Hamid Karzai (Afeganistão) – 2001
Após a expulsão dos Talibãs do poder – mas não do território – afegão, Hamid Karzai, em conferência na Alemanha, em dezembro de 2001, foi escolhido por políticos de seu país como líder provisório por seis meses. Depois, foi nomeado presidente interino por dois anos. O tempo o conduziu às eleições de 2004, onde venceu. Após um governo frustrante, do qual esperava-se melhorias e reformas, candidatou-se às eleições de 2009. Neste pleito, recorreu à clássica fraude eleitoral (elemento que se mostrará muito frequente na leitura de quem continuar os posts desta série), mas, claro, sem reconhecê-lo. O candidato da oposição, Abdullah Abdullah, declarou desistir das eleições e, por falta de outros concorrentes, Karzai foi declarado vencedor. Um ditador que já deu seus primeiros passos.

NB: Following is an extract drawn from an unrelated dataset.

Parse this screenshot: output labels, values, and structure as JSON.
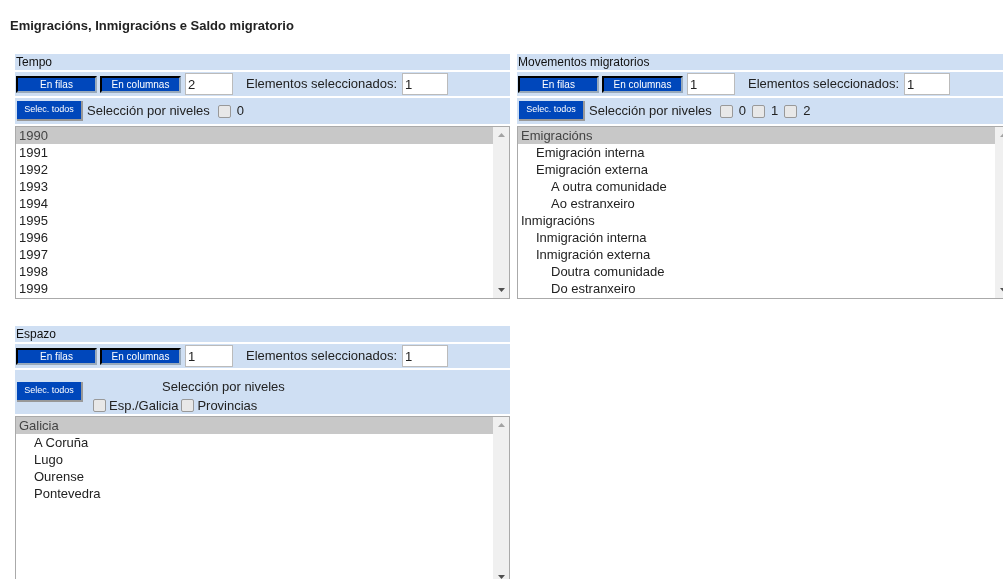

Abdoulaye Wade (Senegal) – 2000
Presidente do Partido Democrático Senegalês desde 1974 e candidato da oposição à presidência desde 1978, Wade finalmente foi eleito em segundo turno, após ficar em segundo lugar no primeiro turno das eleições de 2000. E pelo visto, Abdoulaye Wade parece ser o tipo de homem que gosta de mudanças – em seu favor, naturalmente. Após vencer as eleições de 2007 já no primeiro turno (levante uma sobrancelha), ele não se contentou com o extraordinário mandato de seis anos nem com sua reeleição e, em setembro de 2009, mexeu seus pauzinhos para que a Constituição lhe desse aval para concorrer à presidência em 2012, segundo suas palavras, “se Deus me der uma vida longa”. Wade, esse homem de cara fechada na foto, se tivesse orkut ou facebook, teria fotos com nosso ex-ministro das Relações Exteriores Celso Amorim e com o ex-presidente Lula.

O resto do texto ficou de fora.